27 アレクの母親
「つまり端的に言うと……カイロス公爵家のご令嬢であるライラ様は、十数年後の未来からお越しになった。そして未来でわたしの息子を庇護してくださっている――と、言うことでしょうか?」
女の要約に満足したライラは「そうよ」と鷹揚に頷いた。
なかなかどうして理解が早い。皇族に伝わる“時を操る力”など、複雑な説明もあったというのに。なにより「未来から来たなんて!」などという疑いをかけてこないのがいい。
「それで、おまえは?」
鋭いライラの問いに女は「申し遅れました」と礼をして答える。
「わたしはアイリスと申します。家名は……数年前に失くしました」
「つまり、元は貴族ということね。
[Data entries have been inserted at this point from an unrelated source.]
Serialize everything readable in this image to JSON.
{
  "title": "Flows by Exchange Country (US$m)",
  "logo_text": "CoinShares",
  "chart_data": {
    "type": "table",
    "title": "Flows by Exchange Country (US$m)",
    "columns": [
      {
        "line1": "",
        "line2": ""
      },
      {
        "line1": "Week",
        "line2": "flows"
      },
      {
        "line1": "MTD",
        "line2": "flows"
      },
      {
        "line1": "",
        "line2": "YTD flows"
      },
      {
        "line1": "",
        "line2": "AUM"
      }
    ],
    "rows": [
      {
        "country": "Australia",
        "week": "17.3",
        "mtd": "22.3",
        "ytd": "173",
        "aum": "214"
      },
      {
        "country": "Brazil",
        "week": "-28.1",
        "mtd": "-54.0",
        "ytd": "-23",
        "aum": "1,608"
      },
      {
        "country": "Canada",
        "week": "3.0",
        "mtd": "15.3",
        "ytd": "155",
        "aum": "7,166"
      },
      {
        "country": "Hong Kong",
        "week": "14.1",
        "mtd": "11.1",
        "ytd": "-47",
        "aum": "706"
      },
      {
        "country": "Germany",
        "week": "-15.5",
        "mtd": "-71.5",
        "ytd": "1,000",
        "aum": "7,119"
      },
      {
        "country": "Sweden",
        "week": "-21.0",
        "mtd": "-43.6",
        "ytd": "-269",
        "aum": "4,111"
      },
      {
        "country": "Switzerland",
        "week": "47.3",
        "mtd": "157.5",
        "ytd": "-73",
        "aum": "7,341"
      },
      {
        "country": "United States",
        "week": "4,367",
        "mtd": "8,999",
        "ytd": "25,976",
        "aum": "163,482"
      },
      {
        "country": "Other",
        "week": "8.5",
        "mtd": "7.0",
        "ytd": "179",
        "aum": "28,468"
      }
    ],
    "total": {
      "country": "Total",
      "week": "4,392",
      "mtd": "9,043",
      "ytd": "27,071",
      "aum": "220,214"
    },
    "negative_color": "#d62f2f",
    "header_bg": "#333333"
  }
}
それがどういう経緯でここに?」
「外交官だった父が間違いを犯して、貴族の位を追われ……わたしは温情で皇城での職をいただき、洗濯係をしておりました」
そこで女――アイリスは言葉を切り、ライラの首から下に視線をやる。
「そちらのお仕着せ、洗濯室からお持ちになったのではありませんか? 皇子殿下はお忍びでよく顔を出されていて……それがきっかけで、皇帝陛下に」
まるで苦痛に耐えるように、アイリスの形のいい眉が歪む。
その先は言われずともわかる。皇子に目をかけられたのをきっかけに、皇帝に出会ってしまったのだろう。そして気に入られ、断れるはずもなく、手籠めにされてしまった。
「皇后陛下のお怒りに触れぬようにと、こちらのお屋敷に移されました。それ以後はここを出ることも、外と連絡を取ることも叶わず……一人で暮らしております」
聞いているうちに、ライラは眉間にしわが寄っていくのを感じた。
皇帝ともあろう者が愛する女を幸せにできず、悋気に怯えてこそこそするとは……なんとも不甲斐ない。皇帝だから許されるとしても、ライラの高潔なる精神はそれを許さない。
険しくなっていくライラの表情を見て、アイリスは力なく笑った。
「こんな話を聞かせてしまい、申し訳ありません」
「……おまえ、本当にアレクの母親なのかしらね」
あくまで控えめなアイリスの態度に、誰にでも堂々と物を言うアレクの片鱗はない。不思議そうに首を傾げたライラを見て、アイリスは表情を緩める。
「わたしの息子は、どんな子ですか?」
「このわたくしに口答えするくらいには生意気よ。そのくせ騎士が傷つけば動揺して、召使いにも気を遣うような、甘ったれたところもあるわね」
「まあ、強くて優しい子なんですね」
「無知で愚かなだけでしょう」
アレクの生意気さを思い出して鼻を鳴らしたライラに、アイリスは小さく笑う。少し明るくなった表情を見て、気が向いたライラは視線を逸らしながら言ってやる。
「ただ……器用で賢明なところは、評価してやってもいいわ」
それを聞いたアイリスがどんな表情をしていたのか、ライラにはわからない。ただ静かに「そうですか」と言った後に、アイリスはこう続けた。
「その未来に、わたしはいないのですね」
「……そうよ」
誤魔化しなく答えてから目を向けると、アイリスは穏やかに微笑んでいた。
「それならライラ様のお役に立てるように、賢い息子に育てないといけませんね」
「まあ……なかなか見上げた心がけじゃない」
ライラが褒めてやると、アイリスは花がほころぶように笑った。
(アレクのお人好しは、この母親譲りなのね)
富、権力、美貌、知性……すべてを持っているライラは、他人を羨んだことなど一度もなかった。しかし今、この母親と十三年の時を過ごせたアレクのことを、ほんの少しだけ羨ましく思った。